Let me tell you about the first real article I ever wrote for a newspaper. Unsurprisingly, this story overlaps with my first ever all-nighter.
Second semester, freshman year of college. After spending the previous semester writing exclusively first-person essays, I had my first real bit of 'news': The nursing department obtained some new training equipment through a grant and I was to cover it. Rather cut-and-dry and boring, but I was a happy little puppy when I left the office, finally with an assignment.
I wouldn't take a journalism class until the next year. All of my writing up to this point had either been MLA composition or free-for-all creative writing. I had always been an okay writer and that was the problem. I could write, but I hadn't considered the technical differences between a seven page paper on serial killers for composition class and a newspaper piece. Don't mistake this for confidence. It was all dumb naivety.
I met with a representative from the nursing department for an interview. I brought five pens and a full blank notebook. And wouldn't you know it, she was just so easy to talk to, like a friend, and so nice. Interviewing wasn't about asking tough questions- it was just talking! Talk, talk, talk, about life and nursing and oh yes, nursing is very hard, my mother is one, so I know, and my aunts too, and la la la, this new equipment is very important, la la la, something something about the grant funding, la la la.
"Oh, and one last little thing," she said as we wrapped up. "Do you think you could e-mail me a copy of the article before it goes to print?"
"Oh." I was stunned. "Um, I guess so?" I thought it was strange, but she so nice that I didn't want to not be nice back. Embarrassing to say I was still concerned with such crap at 18, but it's true.
Deadline was Friday, and as I do when I'm nervous about something I need to write, I procrastinated. I was terrified that if I didn't get it to them as soon as possible on Friday, it wouldn't run, and my nerves kept me from concentrating. After a few sentences in which I announced the nursing department's good fortune, I was stuck. I kept going back over my handwritten notes, trying to extract an extra morsel or two of anything. What more was there to say? They got new equipment, THE END. Still, I knew that I couldn't just hand in a couple of paragraphs, so I unpacked my adjectives. Fantastic! Helpful! Necessary!
My anxiety increased with the hours, until bleary-eyed, I emailed it at 3:45 a.m. But there's no sleep for a worried freshman. I was afraid if I went to bed that I wouldn't wake up for my 9 a.m. photography class. I worked on a class paper until it was time to trudge to the other side of campus. I had never truly stayed up all night before; even at my most insomniac, I still got a few hours of sleep. My ass hurt from hours in my desk chair and my eyes were dry from staring at the computer screen for so long. I didn't drink coffee back then and I truly cannot remember how I went on without it.

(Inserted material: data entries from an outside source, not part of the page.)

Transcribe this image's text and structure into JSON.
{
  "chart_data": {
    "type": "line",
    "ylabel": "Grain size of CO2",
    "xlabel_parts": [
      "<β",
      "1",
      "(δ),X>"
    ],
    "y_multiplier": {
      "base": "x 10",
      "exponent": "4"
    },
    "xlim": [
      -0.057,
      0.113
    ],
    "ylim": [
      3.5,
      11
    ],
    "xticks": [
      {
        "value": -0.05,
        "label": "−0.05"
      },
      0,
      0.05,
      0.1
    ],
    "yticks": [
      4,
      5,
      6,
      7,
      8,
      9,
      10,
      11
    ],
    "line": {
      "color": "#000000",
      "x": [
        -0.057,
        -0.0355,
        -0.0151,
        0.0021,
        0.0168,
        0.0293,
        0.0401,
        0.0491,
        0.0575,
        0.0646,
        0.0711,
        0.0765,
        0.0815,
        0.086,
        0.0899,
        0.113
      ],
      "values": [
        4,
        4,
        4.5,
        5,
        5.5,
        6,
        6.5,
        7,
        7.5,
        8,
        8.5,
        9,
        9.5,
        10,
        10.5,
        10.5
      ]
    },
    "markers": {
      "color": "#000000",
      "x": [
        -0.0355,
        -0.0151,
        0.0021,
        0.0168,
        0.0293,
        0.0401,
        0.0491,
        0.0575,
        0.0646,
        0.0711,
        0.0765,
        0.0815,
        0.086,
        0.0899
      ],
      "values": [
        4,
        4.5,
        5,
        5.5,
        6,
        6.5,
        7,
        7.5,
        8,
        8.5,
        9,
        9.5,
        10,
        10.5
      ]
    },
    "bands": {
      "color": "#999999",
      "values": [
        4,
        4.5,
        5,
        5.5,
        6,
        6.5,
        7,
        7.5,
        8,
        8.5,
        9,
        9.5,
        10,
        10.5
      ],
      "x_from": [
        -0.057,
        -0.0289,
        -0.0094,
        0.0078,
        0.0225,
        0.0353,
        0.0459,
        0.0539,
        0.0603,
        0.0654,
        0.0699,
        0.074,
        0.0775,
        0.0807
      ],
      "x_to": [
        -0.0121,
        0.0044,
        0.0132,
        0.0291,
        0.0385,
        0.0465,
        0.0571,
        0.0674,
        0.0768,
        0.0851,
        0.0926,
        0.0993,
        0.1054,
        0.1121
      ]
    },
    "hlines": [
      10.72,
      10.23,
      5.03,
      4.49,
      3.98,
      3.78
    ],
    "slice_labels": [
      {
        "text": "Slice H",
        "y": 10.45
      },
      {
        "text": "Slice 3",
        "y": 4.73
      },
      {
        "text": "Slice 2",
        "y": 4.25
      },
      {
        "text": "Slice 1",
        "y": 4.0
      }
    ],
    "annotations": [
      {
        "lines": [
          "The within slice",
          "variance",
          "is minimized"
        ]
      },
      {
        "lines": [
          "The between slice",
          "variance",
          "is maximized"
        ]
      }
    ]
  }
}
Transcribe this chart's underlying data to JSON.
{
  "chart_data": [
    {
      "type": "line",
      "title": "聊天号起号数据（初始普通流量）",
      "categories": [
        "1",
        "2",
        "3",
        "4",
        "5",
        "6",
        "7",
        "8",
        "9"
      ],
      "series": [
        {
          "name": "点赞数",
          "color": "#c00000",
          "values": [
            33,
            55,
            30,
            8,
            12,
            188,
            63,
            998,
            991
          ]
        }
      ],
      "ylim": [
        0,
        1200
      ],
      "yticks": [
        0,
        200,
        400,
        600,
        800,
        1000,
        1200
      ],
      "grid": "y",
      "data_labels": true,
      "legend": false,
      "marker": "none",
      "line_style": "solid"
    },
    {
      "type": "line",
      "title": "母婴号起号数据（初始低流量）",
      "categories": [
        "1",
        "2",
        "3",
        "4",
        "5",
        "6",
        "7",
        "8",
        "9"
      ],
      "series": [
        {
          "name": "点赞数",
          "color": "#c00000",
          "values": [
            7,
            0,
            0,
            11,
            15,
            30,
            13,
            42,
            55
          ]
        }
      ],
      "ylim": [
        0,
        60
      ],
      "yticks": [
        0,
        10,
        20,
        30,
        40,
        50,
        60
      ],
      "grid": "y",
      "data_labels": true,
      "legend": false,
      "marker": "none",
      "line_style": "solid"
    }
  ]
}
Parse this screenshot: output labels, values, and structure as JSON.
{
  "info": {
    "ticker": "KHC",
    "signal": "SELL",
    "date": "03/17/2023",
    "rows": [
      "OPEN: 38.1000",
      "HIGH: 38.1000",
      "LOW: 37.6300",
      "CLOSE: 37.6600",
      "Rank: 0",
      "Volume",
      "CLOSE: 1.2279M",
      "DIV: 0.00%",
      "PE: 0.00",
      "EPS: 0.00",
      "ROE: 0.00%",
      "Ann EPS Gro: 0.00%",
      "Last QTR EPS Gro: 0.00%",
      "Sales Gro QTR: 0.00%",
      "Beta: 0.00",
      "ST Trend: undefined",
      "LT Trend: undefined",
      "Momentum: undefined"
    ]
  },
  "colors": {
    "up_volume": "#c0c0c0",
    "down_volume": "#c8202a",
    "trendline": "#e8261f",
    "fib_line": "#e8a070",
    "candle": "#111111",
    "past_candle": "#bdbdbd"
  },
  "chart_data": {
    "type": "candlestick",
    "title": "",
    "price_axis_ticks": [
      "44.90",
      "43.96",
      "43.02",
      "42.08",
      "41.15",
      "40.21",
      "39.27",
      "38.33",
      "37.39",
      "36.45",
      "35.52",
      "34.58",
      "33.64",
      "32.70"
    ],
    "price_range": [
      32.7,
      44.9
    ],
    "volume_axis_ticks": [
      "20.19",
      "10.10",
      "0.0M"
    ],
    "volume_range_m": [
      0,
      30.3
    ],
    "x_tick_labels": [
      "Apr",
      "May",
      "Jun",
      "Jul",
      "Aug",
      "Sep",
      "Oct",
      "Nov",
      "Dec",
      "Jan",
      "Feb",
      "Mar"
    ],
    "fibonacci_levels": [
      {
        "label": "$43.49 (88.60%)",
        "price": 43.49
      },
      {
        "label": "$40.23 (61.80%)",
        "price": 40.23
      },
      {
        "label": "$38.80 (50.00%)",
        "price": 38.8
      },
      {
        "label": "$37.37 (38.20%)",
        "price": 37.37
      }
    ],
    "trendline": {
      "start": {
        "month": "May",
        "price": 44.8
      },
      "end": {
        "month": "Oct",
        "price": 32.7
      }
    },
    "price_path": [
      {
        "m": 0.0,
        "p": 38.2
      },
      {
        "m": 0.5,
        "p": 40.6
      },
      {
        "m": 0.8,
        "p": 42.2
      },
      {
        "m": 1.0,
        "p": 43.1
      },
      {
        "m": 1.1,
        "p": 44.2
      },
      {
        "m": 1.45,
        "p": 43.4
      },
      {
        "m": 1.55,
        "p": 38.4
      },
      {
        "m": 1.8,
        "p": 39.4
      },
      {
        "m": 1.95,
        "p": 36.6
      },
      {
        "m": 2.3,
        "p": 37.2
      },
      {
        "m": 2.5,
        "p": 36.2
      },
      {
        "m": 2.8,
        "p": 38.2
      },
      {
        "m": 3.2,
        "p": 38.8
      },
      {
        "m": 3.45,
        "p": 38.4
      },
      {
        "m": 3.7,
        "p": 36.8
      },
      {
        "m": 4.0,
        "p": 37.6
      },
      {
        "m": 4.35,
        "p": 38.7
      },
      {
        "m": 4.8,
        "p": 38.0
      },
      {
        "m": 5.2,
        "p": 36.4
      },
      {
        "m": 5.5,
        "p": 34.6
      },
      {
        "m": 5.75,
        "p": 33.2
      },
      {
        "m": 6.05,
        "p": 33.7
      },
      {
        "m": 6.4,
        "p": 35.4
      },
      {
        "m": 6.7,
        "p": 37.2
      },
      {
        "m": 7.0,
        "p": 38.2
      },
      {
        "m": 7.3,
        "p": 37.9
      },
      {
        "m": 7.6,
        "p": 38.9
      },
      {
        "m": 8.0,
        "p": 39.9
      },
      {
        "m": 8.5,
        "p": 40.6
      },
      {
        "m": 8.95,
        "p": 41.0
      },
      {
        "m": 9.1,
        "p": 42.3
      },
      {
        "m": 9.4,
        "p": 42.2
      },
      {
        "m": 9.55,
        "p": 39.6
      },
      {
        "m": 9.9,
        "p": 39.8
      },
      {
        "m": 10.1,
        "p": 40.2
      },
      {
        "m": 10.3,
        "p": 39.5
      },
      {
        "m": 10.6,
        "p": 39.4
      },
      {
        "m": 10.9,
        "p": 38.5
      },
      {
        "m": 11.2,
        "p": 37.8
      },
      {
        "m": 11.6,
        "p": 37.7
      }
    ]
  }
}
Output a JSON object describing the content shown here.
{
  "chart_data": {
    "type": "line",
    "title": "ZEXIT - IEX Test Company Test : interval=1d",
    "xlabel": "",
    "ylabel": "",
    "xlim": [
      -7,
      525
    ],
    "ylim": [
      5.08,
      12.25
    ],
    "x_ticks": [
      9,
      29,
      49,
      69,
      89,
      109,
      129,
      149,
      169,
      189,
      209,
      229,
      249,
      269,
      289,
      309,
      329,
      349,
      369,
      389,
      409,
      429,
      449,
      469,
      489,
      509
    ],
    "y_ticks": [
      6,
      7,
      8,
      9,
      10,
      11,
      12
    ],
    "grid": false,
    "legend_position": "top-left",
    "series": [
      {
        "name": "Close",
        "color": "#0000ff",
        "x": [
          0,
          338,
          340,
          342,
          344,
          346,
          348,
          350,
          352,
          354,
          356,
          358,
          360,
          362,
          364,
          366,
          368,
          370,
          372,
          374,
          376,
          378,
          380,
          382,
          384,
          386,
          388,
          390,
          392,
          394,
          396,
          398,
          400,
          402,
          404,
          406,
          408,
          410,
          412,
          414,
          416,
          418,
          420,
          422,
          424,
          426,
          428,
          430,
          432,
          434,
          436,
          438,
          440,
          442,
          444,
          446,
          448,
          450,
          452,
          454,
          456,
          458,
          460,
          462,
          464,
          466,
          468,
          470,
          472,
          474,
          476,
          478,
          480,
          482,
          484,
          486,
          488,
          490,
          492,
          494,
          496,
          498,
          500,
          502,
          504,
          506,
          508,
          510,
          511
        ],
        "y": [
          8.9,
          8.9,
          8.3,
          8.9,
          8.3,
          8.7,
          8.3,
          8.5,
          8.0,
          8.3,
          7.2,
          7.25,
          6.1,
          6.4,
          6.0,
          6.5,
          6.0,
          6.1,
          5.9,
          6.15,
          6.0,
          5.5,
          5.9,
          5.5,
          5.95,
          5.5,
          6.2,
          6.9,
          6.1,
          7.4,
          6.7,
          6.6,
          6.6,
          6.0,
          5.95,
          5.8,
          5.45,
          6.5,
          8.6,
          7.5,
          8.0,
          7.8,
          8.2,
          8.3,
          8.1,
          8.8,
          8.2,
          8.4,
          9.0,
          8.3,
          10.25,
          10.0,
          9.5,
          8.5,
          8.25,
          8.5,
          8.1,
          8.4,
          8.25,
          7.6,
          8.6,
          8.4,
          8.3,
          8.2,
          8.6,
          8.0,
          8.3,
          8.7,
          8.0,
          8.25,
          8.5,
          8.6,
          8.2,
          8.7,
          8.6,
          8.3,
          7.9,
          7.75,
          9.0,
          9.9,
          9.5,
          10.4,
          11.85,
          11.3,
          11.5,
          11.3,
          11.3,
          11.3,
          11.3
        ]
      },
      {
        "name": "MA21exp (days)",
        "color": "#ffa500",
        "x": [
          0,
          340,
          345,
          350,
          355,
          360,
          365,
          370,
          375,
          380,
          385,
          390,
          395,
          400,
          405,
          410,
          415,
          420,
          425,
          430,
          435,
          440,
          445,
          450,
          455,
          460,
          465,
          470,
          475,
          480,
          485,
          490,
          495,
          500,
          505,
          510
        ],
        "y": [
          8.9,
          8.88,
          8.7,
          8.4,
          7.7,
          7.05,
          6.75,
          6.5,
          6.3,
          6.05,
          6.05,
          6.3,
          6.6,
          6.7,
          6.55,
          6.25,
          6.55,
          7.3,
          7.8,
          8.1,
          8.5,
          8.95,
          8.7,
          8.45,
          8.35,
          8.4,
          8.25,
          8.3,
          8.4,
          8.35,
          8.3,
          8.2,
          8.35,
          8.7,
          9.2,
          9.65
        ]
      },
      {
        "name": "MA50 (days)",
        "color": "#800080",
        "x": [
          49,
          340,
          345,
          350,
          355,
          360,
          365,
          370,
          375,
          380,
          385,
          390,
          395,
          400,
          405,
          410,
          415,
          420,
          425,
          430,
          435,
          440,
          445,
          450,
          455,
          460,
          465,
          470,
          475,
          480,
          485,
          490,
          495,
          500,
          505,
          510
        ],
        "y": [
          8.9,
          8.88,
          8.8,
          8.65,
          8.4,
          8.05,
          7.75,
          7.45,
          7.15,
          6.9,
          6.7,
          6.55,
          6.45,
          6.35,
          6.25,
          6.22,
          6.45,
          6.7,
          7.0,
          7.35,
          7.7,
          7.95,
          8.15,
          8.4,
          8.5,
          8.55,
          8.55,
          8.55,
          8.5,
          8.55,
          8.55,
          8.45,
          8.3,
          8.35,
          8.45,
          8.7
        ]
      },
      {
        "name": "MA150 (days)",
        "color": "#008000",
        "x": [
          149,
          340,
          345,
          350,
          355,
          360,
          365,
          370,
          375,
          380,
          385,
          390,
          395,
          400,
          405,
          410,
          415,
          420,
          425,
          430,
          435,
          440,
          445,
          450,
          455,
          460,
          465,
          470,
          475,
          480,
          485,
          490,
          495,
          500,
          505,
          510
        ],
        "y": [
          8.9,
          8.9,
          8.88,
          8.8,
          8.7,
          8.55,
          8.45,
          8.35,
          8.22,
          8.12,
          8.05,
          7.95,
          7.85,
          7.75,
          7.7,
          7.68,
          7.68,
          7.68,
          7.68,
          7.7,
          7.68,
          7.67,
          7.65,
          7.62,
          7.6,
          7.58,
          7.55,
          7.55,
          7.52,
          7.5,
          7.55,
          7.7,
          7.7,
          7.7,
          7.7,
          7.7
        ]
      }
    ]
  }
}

It was after photography when I was eating lunch with a friend that the editor-in-chief tracked me down. "We need to talk," she said. "Meet me back in the office."
She started off by slapping on the desk a printed copy of the e-mail I sent with 3:45 a.m. circled. "First off, why the hell are you sending this so late at night?"
"I wanted to make sure you got." I knew that was the stupidest thing I could say as soon as that came out of my mouth. Admitting that I e-mailed a copy of it to the nursing department was also a mistake.
"Never, ever, ever send anyone a copy before it runs. Ever."
Then she went over every error, each eyesore circled in red.
"You wrote out every number. You don't do that. It's 13, not thirteen."
"This sentence is in passive voice. Don't do that. The less words, the better."
"Why are you using adjectives?!"
Eventually I had to admit that I never took a journalism class. She gave me a copy of the AP Stylebook off the bookshelf and told me to study it. She also found something of interest in how the grant was obtained and called up the nursing department to ask a few more questions. I was to come along to see it was done.
One of the most uncomfortable moments of my life was sitting in that conference room with the editor and the nursing rep I had previously chatted like an old friend-- not interviewed, let's get real. I'm older now than the editor was at the time, but I'm nowhere near as tough. She didn't hold back, firing questions with confidence and authority. With the editor, the nursing rep was a different person, defensive and quiet. The only witness to this awkwardness was the tape recorder sitting on the table between them, something which I neglected to bring the first time around (Editor: "What do you mean you didn't tape record the interview?").
There turned out to be no shady business with the grant. We went back to the newspaper office and I worked on the article under the editor's guidance. Around 3 p.m., I finally made it back to my dorm and immediately passed out. I woke up hungry six hours later in complete darkness.
Tempted as I am to only play up my mistakes, I don't think that'd be fair. I was a kid. A trusting, eager-to-please kid, the kind who are pushed over by niceness. Looking back, that editor taught me that the threat of seeming not nice should never get in the way of doing a good job. Unfortunately, it took a few more lessons for this kid to get it.
One thing did stick right away. A week later, I bought my own tape recorder.